ラルフ・ローレンやヴィヴィアン・ウエストウッドなど、1970年代に誕生し、今も高い人気を誇るハイブランドたち。ブランドの歴史をたどると、その値段の“本当の価値”が見えてくる。※本稿は、とあるショップのてんちょう『教養としてのハイブランド フツーの白シャツが10万円もする理由』(彩図社)の一部を抜粋・編集したものです。
ジーンズをエロティックに
変身させたカルバン・クライン

カルバン・クラインは1942年に生まれた、アメリカ・ニューヨークのファッションデザイナーです。ヨーロッパではなくアメリカ出身の高級ブランドのデザイナーというのは、この時代では割と珍しいと思います。

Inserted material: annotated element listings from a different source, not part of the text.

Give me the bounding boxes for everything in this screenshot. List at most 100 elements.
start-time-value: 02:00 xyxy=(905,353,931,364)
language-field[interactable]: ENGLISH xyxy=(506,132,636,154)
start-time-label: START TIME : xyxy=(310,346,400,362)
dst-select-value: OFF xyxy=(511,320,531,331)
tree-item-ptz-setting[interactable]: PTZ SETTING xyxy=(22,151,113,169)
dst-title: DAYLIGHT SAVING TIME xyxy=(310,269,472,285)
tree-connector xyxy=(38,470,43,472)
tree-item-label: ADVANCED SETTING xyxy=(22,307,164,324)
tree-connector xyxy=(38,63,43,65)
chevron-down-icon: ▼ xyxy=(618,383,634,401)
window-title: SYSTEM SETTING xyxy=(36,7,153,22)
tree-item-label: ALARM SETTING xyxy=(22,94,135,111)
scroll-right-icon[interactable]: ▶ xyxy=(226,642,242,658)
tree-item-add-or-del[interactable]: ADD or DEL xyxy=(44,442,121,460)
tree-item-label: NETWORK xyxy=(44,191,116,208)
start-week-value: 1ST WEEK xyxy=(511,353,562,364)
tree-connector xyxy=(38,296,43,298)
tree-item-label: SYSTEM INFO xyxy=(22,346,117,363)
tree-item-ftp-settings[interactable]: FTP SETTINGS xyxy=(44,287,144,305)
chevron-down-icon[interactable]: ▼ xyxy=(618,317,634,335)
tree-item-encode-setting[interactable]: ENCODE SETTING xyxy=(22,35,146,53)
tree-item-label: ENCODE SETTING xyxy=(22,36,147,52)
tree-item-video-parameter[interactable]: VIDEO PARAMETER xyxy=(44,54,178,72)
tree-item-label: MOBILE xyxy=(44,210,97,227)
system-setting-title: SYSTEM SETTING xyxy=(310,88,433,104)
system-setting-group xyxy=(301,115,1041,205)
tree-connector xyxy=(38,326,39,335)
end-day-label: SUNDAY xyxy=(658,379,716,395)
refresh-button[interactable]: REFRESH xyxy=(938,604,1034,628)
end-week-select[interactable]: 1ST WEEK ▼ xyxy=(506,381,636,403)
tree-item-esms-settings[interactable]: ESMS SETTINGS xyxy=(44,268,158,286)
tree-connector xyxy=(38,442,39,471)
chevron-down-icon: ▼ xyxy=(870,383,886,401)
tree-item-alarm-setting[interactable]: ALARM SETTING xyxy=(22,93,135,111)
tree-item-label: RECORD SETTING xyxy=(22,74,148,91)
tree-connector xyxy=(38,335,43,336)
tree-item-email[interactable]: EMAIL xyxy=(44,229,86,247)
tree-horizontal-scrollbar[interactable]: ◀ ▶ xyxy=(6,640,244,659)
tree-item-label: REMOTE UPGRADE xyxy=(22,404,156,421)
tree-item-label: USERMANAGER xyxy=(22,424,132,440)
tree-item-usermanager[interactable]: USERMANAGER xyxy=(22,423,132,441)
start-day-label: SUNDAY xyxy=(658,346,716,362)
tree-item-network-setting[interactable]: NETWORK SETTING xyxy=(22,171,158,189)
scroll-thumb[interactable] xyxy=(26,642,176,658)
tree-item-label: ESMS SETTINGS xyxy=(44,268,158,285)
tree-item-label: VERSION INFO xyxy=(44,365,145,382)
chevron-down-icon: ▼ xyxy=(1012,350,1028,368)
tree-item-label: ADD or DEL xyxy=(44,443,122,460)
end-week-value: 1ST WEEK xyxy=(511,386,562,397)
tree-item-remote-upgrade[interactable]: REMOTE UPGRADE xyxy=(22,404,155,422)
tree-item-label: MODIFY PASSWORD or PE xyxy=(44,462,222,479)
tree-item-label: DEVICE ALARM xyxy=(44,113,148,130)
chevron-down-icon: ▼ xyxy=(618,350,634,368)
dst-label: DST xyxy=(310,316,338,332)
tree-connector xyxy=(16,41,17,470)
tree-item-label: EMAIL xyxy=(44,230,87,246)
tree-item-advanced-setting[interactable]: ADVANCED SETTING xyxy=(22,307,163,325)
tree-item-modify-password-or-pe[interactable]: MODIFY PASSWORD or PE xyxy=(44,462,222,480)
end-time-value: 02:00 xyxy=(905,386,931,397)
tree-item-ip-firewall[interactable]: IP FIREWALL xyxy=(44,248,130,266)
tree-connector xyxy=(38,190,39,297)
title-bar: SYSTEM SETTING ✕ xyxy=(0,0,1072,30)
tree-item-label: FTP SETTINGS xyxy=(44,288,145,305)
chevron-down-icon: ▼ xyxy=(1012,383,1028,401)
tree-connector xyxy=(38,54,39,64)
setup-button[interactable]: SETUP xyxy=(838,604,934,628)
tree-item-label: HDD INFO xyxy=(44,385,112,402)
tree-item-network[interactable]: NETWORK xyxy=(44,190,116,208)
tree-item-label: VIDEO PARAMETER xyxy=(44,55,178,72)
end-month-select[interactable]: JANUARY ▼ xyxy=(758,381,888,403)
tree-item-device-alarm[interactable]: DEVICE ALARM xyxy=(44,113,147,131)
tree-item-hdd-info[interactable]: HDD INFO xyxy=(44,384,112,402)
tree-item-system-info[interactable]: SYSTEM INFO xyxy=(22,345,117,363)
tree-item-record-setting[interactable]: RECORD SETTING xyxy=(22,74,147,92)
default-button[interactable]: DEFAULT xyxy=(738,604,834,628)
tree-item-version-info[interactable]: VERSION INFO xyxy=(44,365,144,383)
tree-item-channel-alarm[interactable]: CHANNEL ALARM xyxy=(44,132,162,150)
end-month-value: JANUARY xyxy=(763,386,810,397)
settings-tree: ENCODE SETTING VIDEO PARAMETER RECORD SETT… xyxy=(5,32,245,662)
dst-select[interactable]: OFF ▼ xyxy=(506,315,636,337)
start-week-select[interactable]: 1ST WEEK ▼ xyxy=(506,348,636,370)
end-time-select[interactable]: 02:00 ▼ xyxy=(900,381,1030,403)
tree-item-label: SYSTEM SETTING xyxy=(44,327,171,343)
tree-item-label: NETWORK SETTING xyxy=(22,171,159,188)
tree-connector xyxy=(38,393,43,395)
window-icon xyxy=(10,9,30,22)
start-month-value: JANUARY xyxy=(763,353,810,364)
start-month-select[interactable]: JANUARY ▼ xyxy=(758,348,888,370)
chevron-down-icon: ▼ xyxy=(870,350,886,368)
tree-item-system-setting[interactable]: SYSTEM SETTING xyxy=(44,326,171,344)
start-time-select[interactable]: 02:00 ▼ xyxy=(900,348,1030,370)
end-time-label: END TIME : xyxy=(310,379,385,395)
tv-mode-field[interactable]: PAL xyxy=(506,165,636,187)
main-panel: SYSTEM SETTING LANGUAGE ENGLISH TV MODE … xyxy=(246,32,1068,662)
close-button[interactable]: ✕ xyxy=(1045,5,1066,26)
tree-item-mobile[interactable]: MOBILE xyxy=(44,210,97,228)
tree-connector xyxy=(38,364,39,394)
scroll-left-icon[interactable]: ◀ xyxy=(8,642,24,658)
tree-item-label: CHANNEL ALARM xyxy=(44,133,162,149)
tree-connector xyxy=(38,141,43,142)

カルバン・クラインは洗練されたシルエットやエロティックなイメージと結びつけたマーケティングが非常に上手なデザイナーで、正式にジーンズを手掛け始めたのは70年代後半のことでした。
1980年には当時まだ15歳だった俳優「ブルック・シールズ」を広告に起用し、「私とカルバン(のジーンズ)の間には何もない」というセクシーなCMをテレビで放送し、話題を呼びました(※1)。
この広告は「児童ポルノではないか」という批判もあったそうですが、効果は絶大で、カルバンのジーンズは初週で約20万本も売れる大ヒット商品になりました。
土臭いカッコよさを持つ元来のジーンズにカルバンの手が加わることで、タイトで美しい、セクシーなシルエットという新たな付加価値が与えられたのです。
※1…カルバン・クラインは、「ジーンズとはエロティシズムである」という言葉を残しています。